An investigation into what caused a wind turbine at the West Pubnico wind farm to catch fire on March 15 is underway.
Bryan Garner, director of communications for NextEra Energy, says a crane will be needed to remove and replace various turbine parts and due to the condition of the ground that won’t happen until spring.
“All 16 other wind turbines at the site are functioning normally,” he said.
A landowner contacted the company’s site manager about the fire at the Pubnico Point Wind Farm, which happened around 4 p.m. The manager contacted the West Pubnico fire department to secure the site.
The performance of the wind turbines is monitored 24/7 from corporate headquarters.
“The fire burned out within about two hours,” said Garner, adding that no one was injured.
During the fire, large chunks of burning nacelle components and melting fibreglass blades were falling from 80 metres above.
Given the height involved, there wasn't much the West Pubnico Fire Department could do to fight the fire.
"We couldn't get close enough and we wouldn't be able to throw water that high anyway," said Chief Gordon Amiro when contacted on the weekend.
Anything that was burnable in the nacelle, the large bus-shaped structure at the top of the tower, along with the blades, was destroyed.
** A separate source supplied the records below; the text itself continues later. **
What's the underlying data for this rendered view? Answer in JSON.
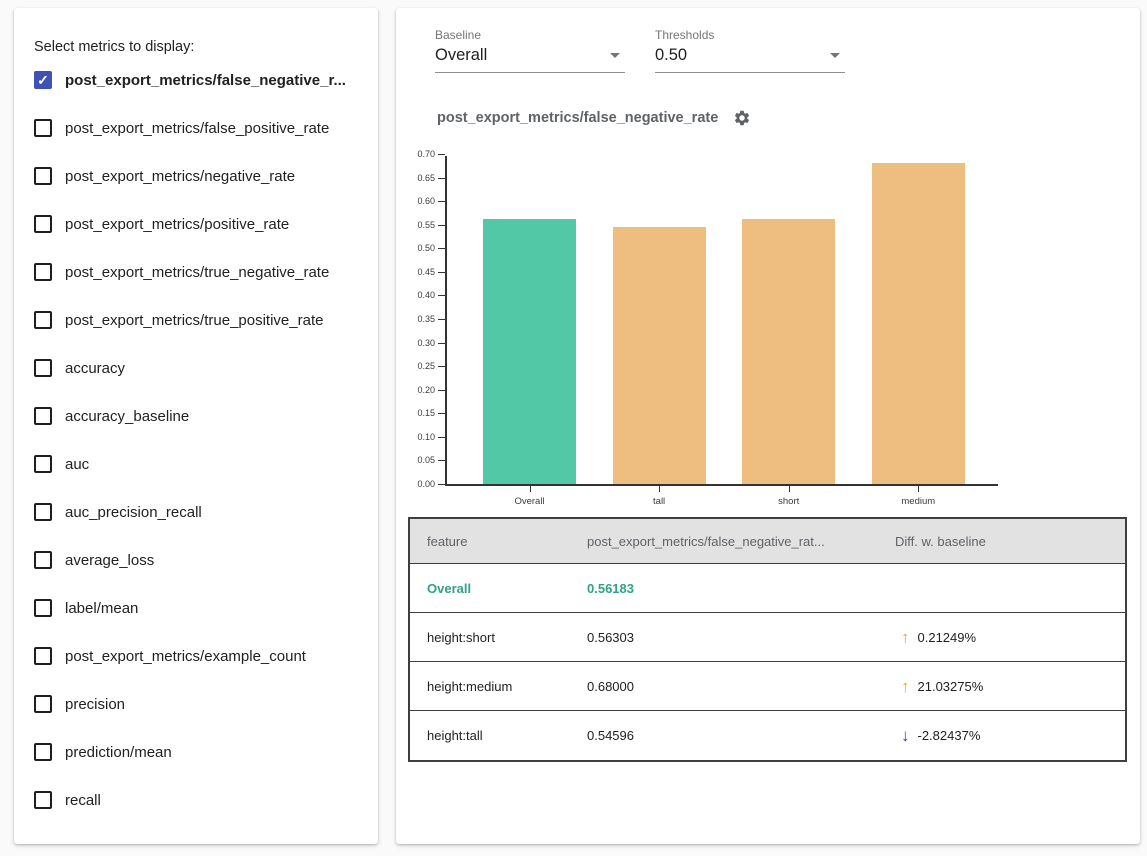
{
  "sidebar": {
    "title": "Select metrics to display:",
    "metrics": [
      {
        "label": "post_export_metrics/false_negative_r...",
        "checked": true
      },
      {
        "label": "post_export_metrics/false_positive_rate",
        "checked": false
      },
      {
        "label": "post_export_metrics/negative_rate",
        "checked": false
      },
      {
        "label": "post_export_metrics/positive_rate",
        "checked": false
      },
      {
        "label": "post_export_metrics/true_negative_rate",
        "checked": false
      },
      {
        "label": "post_export_metrics/true_positive_rate",
        "checked": false
      },
      {
        "label": "accuracy",
        "checked": false
      },
      {
        "label": "accuracy_baseline",
        "checked": false
      },
      {
        "label": "auc",
        "checked": false
      },
      {
        "label": "auc_precision_recall",
        "checked": false
      },
      {
        "label": "average_loss",
        "checked": false
      },
      {
        "label": "label/mean",
        "checked": false
      },
      {
        "label": "post_export_metrics/example_count",
        "checked": false
      },
      {
        "label": "precision",
        "checked": false
      },
      {
        "label": "prediction/mean",
        "checked": false
      },
      {
        "label": "recall",
        "checked": false
      }
    ]
  },
  "controls": {
    "baseline": {
      "label": "Baseline",
      "value": "Overall"
    },
    "thresholds": {
      "label": "Thresholds",
      "value": "0.50"
    }
  },
  "chart": {
    "title": "post_export_metrics/false_negative_rate"
  },
  "chart_data": {
    "type": "bar",
    "categories": [
      "Overall",
      "tall",
      "short",
      "medium"
    ],
    "values": [
      0.56183,
      0.54596,
      0.56303,
      0.68
    ],
    "title": "post_export_metrics/false_negative_rate",
    "xlabel": "",
    "ylabel": "",
    "ylim": [
      0,
      0.7
    ],
    "ytick_step": 0.05,
    "ytick_format": "0.00",
    "grid": false,
    "legend": null,
    "bar_colors": [
      "#52c8a6",
      "#eebd80",
      "#eebd80",
      "#eebd80"
    ]
  },
  "table": {
    "headers": [
      "feature",
      "post_export_metrics/false_negative_rat...",
      "Diff. w. baseline"
    ],
    "rows": [
      {
        "feature": "Overall",
        "value": "0.56183",
        "diff": "",
        "direction": "none",
        "highlight": true
      },
      {
        "feature": "height:short",
        "value": "0.56303",
        "diff": "0.21249%",
        "direction": "up",
        "highlight": false
      },
      {
        "feature": "height:medium",
        "value": "0.68000",
        "diff": "21.03275%",
        "direction": "up",
        "highlight": false
      },
      {
        "feature": "height:tall",
        "value": "0.54596",
        "diff": "-2.82437%",
        "direction": "down",
        "highlight": false
      }
    ]
  },
  "icons": {
    "check": "✓",
    "up_arrow": "↑",
    "down_arrow": "↓"
  },
  "colors": {
    "baseline_bar": "#52c8a6",
    "slice_bar": "#eebd80",
    "checkbox_checked": "#3f51b5",
    "highlight_text": "#2fa287",
    "up_arrow": "#f5a32c",
    "down_arrow": "#2d3be0"
  }
}
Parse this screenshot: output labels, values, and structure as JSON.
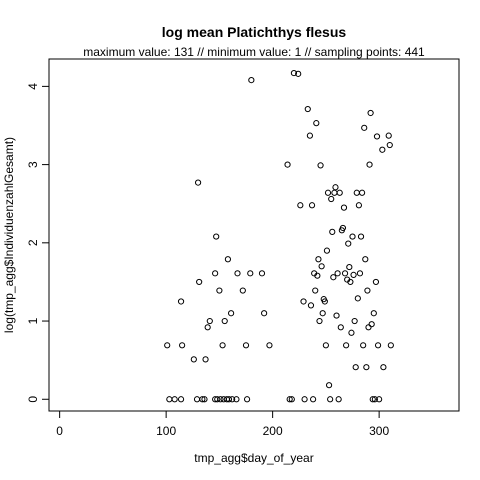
{
  "chart_data": {
    "type": "scatter",
    "title": "log mean Platichthys flesus",
    "subtitle": "maximum value: 131  //  minimum value: 1  // sampling points: 441",
    "xlabel": "tmp_agg$day_of_year",
    "ylabel": "log(tmp_agg$IndividuenzahlGesamt)",
    "xlim": [
      -10,
      375
    ],
    "ylim": [
      -0.15,
      4.35
    ],
    "x_ticks": [
      0,
      100,
      200,
      300
    ],
    "y_ticks": [
      0,
      1,
      2,
      3,
      4
    ],
    "grid": false,
    "marker": "open-circle",
    "points": [
      {
        "x": 101,
        "y": 0.69
      },
      {
        "x": 103,
        "y": 0.0
      },
      {
        "x": 108,
        "y": 0.0
      },
      {
        "x": 114,
        "y": 0.0
      },
      {
        "x": 114,
        "y": 1.25
      },
      {
        "x": 115,
        "y": 0.69
      },
      {
        "x": 126,
        "y": 0.51
      },
      {
        "x": 129,
        "y": 0.0
      },
      {
        "x": 130,
        "y": 2.77
      },
      {
        "x": 131,
        "y": 1.5
      },
      {
        "x": 134,
        "y": 0.0
      },
      {
        "x": 136,
        "y": 0.0
      },
      {
        "x": 137,
        "y": 0.51
      },
      {
        "x": 139,
        "y": 0.92
      },
      {
        "x": 141,
        "y": 1.0
      },
      {
        "x": 146,
        "y": 0.0
      },
      {
        "x": 146,
        "y": 1.61
      },
      {
        "x": 147,
        "y": 2.08
      },
      {
        "x": 148,
        "y": 0.0
      },
      {
        "x": 150,
        "y": 1.39
      },
      {
        "x": 151,
        "y": 0.0
      },
      {
        "x": 153,
        "y": 0.69
      },
      {
        "x": 154,
        "y": 0.0
      },
      {
        "x": 155,
        "y": 1.0
      },
      {
        "x": 157,
        "y": 0.0
      },
      {
        "x": 158,
        "y": 1.79
      },
      {
        "x": 159,
        "y": 0.0
      },
      {
        "x": 161,
        "y": 1.1
      },
      {
        "x": 162,
        "y": 0.0
      },
      {
        "x": 166,
        "y": 0.0
      },
      {
        "x": 167,
        "y": 1.61
      },
      {
        "x": 172,
        "y": 1.39
      },
      {
        "x": 175,
        "y": 0.69
      },
      {
        "x": 176,
        "y": 0.0
      },
      {
        "x": 179,
        "y": 1.61
      },
      {
        "x": 180,
        "y": 4.08
      },
      {
        "x": 190,
        "y": 1.61
      },
      {
        "x": 192,
        "y": 1.1
      },
      {
        "x": 197,
        "y": 0.69
      },
      {
        "x": 214,
        "y": 3.0
      },
      {
        "x": 216,
        "y": 0.0
      },
      {
        "x": 218,
        "y": 0.0
      },
      {
        "x": 220,
        "y": 4.17
      },
      {
        "x": 224,
        "y": 4.16
      },
      {
        "x": 226,
        "y": 2.48
      },
      {
        "x": 229,
        "y": 1.25
      },
      {
        "x": 230,
        "y": 0.0
      },
      {
        "x": 233,
        "y": 3.71
      },
      {
        "x": 235,
        "y": 3.37
      },
      {
        "x": 236,
        "y": 1.2
      },
      {
        "x": 237,
        "y": 2.48
      },
      {
        "x": 238,
        "y": 0.0
      },
      {
        "x": 239,
        "y": 1.61
      },
      {
        "x": 240,
        "y": 1.39
      },
      {
        "x": 241,
        "y": 3.53
      },
      {
        "x": 242,
        "y": 1.58
      },
      {
        "x": 243,
        "y": 1.79
      },
      {
        "x": 244,
        "y": 1.0
      },
      {
        "x": 245,
        "y": 2.99
      },
      {
        "x": 246,
        "y": 1.7
      },
      {
        "x": 247,
        "y": 1.1
      },
      {
        "x": 248,
        "y": 1.28
      },
      {
        "x": 249,
        "y": 1.25
      },
      {
        "x": 250,
        "y": 0.69
      },
      {
        "x": 251,
        "y": 1.9
      },
      {
        "x": 252,
        "y": 2.64
      },
      {
        "x": 253,
        "y": 0.18
      },
      {
        "x": 254,
        "y": 0.0
      },
      {
        "x": 255,
        "y": 2.56
      },
      {
        "x": 256,
        "y": 2.14
      },
      {
        "x": 257,
        "y": 1.56
      },
      {
        "x": 258,
        "y": 2.64
      },
      {
        "x": 259,
        "y": 2.71
      },
      {
        "x": 260,
        "y": 1.07
      },
      {
        "x": 261,
        "y": 1.61
      },
      {
        "x": 262,
        "y": 0.0
      },
      {
        "x": 263,
        "y": 2.64
      },
      {
        "x": 264,
        "y": 0.92
      },
      {
        "x": 265,
        "y": 2.16
      },
      {
        "x": 266,
        "y": 2.19
      },
      {
        "x": 267,
        "y": 2.45
      },
      {
        "x": 268,
        "y": 1.61
      },
      {
        "x": 269,
        "y": 0.69
      },
      {
        "x": 270,
        "y": 1.53
      },
      {
        "x": 271,
        "y": 1.99
      },
      {
        "x": 272,
        "y": 1.69
      },
      {
        "x": 273,
        "y": 1.5
      },
      {
        "x": 274,
        "y": 0.85
      },
      {
        "x": 275,
        "y": 2.08
      },
      {
        "x": 276,
        "y": 1.59
      },
      {
        "x": 277,
        "y": 1.0
      },
      {
        "x": 278,
        "y": 0.41
      },
      {
        "x": 279,
        "y": 2.64
      },
      {
        "x": 280,
        "y": 1.29
      },
      {
        "x": 281,
        "y": 2.48
      },
      {
        "x": 282,
        "y": 1.61
      },
      {
        "x": 283,
        "y": 2.08
      },
      {
        "x": 284,
        "y": 2.64
      },
      {
        "x": 285,
        "y": 0.69
      },
      {
        "x": 286,
        "y": 3.47
      },
      {
        "x": 287,
        "y": 1.79
      },
      {
        "x": 288,
        "y": 0.41
      },
      {
        "x": 289,
        "y": 1.39
      },
      {
        "x": 290,
        "y": 0.92
      },
      {
        "x": 291,
        "y": 3.0
      },
      {
        "x": 292,
        "y": 3.66
      },
      {
        "x": 293,
        "y": 0.96
      },
      {
        "x": 294,
        "y": 0.0
      },
      {
        "x": 295,
        "y": 1.1
      },
      {
        "x": 296,
        "y": 0.0
      },
      {
        "x": 297,
        "y": 1.5
      },
      {
        "x": 298,
        "y": 3.36
      },
      {
        "x": 299,
        "y": 0.69
      },
      {
        "x": 300,
        "y": 0.0
      },
      {
        "x": 303,
        "y": 3.19
      },
      {
        "x": 304,
        "y": 0.41
      },
      {
        "x": 309,
        "y": 3.37
      },
      {
        "x": 310,
        "y": 3.25
      },
      {
        "x": 311,
        "y": 0.69
      }
    ]
  }
}
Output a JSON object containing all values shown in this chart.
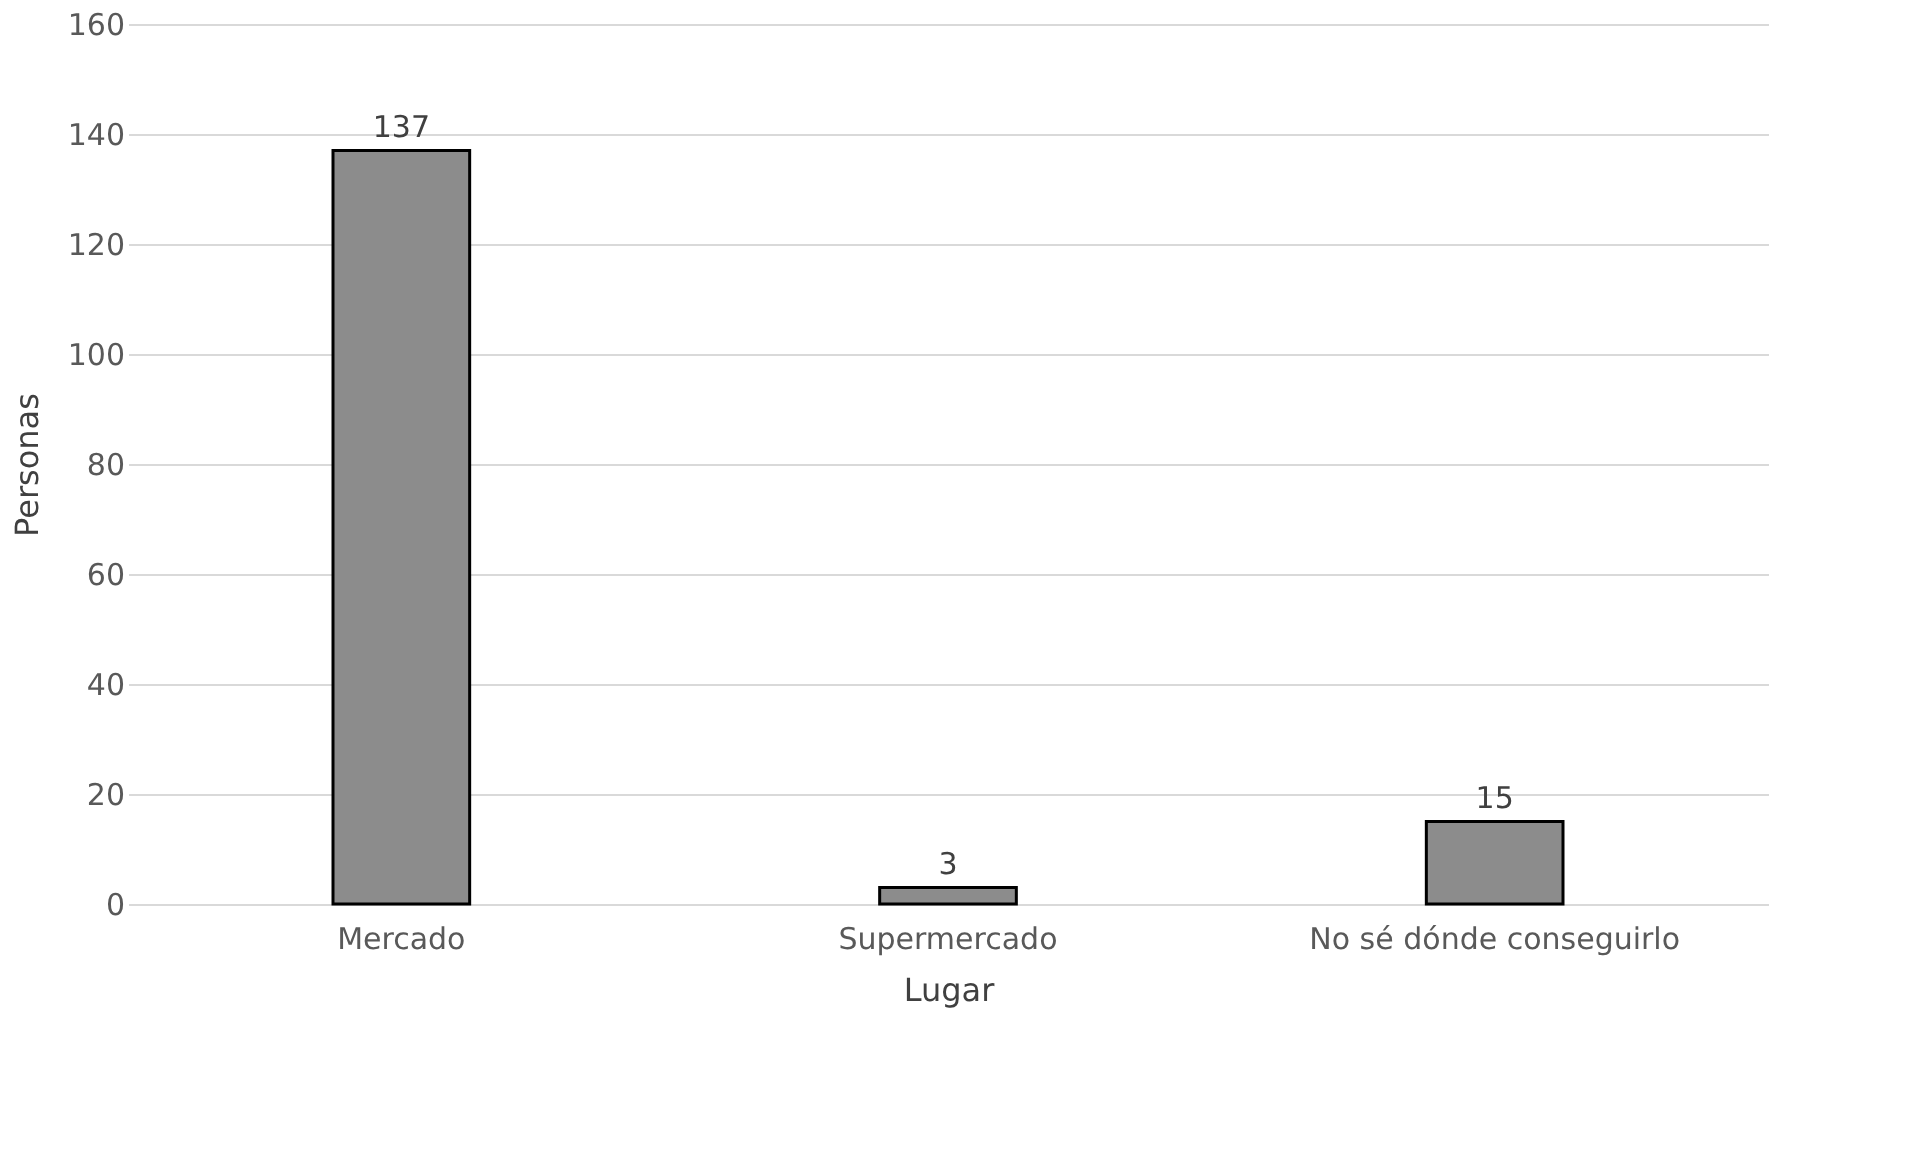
{
  "chart_data": {
    "type": "bar",
    "xlabel": "Lugar",
    "ylabel": "Personas",
    "categories": [
      "Mercado",
      "Supermercado",
      "No sé dónde conseguirlo"
    ],
    "values": [
      137,
      3,
      15
    ],
    "color": "#8c8c8c",
    "ylim": [
      0,
      160
    ],
    "yticks": [
      0,
      20,
      40,
      60,
      80,
      100,
      120,
      140,
      160
    ],
    "grid": "y",
    "data_labels": true
  }
}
The nacelle houses the generation equipment, gearbox, electronics, the unit’s transformer and other internals.
Firefighters stayed on site until the fire was out.
This isn't the first time there's been an issue with a turbine. Several years ago, a nearby resident noticed that a blade on one of the wind turbines had broken. NextEra Energy was informed and investigated the incident.
Statistics from the Canadian Wind Energy Association
There are a total 299 wind farms, comprised of 6,596 turbines, now operating across Canada.
Six new wind energy projects went into operation in 2018, representing an estimated total investment of $1 billion.
Total installed wind energy capacity in Canada is now 12,816 MW, enough to meet the needs of approximately 3.3 million homes.